NMF 에는 tf-idf 특징을, LDA 에는 원시 단어 빈도 특징을 사용하여 데이터셋에서 특징을 추출합니다.

from sklearn.feature_extraction.text import TfidfVectorizer, CountVectorizer

## NMF 를 위해 tf-idf 특징 사용.
print("NMF 를 위한 tf-idf 특징 추출 중...")
tfidf_vectorizer = TfidfVectorizer(
    max_df=0.95, min_df=2, max_features=n_features, stop_words="english"
)
tfidf = tfidf_vectorizer.fit_transform(data_samples)

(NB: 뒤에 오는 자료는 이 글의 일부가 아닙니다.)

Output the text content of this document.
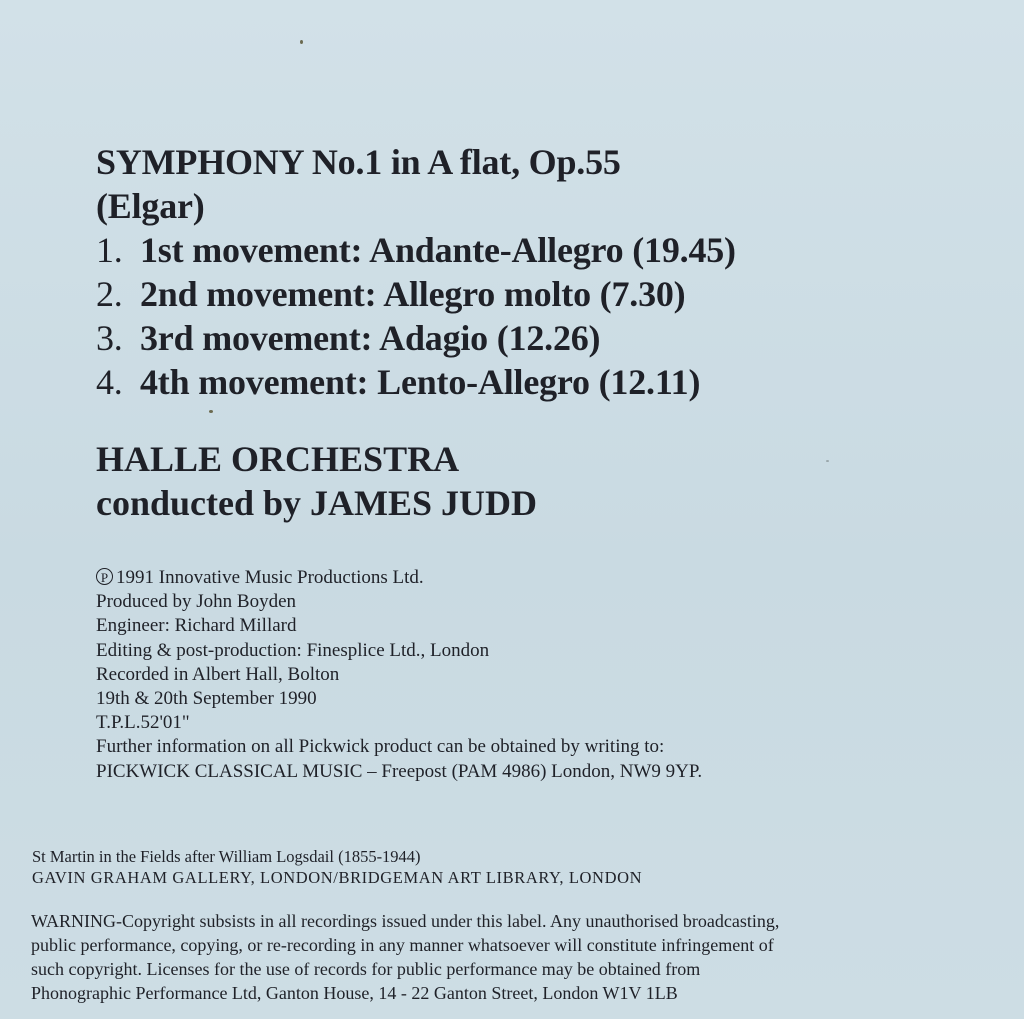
SYMPHONY No.1 in A flat, Op.55
(Elgar)
1. 1st movement: Andante-Allegro (19.45)
2. 2nd movement: Allegro molto (7.30)
3. 3rd movement: Adagio (12.26)
4. 4th movement: Lento-Allegro (12.11)
HALLE ORCHESTRA
conducted by JAMES JUDD
P 1991 Innovative Music Productions Ltd.
Produced by John Boyden
Engineer: Richard Millard
Editing & post-production: Finesplice Ltd., London
Recorded in Albert Hall, Bolton
19th & 20th September 1990
T.P.L.52'01"
Further information on all Pickwick product can be obtained by writing to:
PICKWICK CLASSICAL MUSIC – Freepost (PAM 4986) London, NW9 9YP.
St Martin in the Fields after William Logsdail (1855-1944)
GAVIN GRAHAM GALLERY, LONDON/BRIDGEMAN ART LIBRARY, LONDON
WARNING-Copyright subsists in all recordings issued under this label. Any unauthorised broadcasting,
public performance, copying, or re-recording in any manner whatsoever will constitute infringement of
such copyright. Licenses for the use of records for public performance may be obtained from
Phonographic Performance Ltd, Ganton House, 14 - 22 Ganton Street, London W1V 1LB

## LDA 를 위해 원시 단어 빈도 특징 사용.
print("LDA 를 위한 tf 특징 추출 중...")
tf_vectorizer = CountVectorizer(
    max_df=0.95, min_df=2, max_features=n_features, stop_words="english"
)
tf = tf_vectorizer.fit_transform(data_samples)

NMF 적용

두 가지 다른 목적 함수, Frobenius 노름과 일반화된 Kullback-Leibler 발산을 사용하여 NMF 를 적용합니다. 후자는 확률적 잠재 의미 지수와 동등합니다.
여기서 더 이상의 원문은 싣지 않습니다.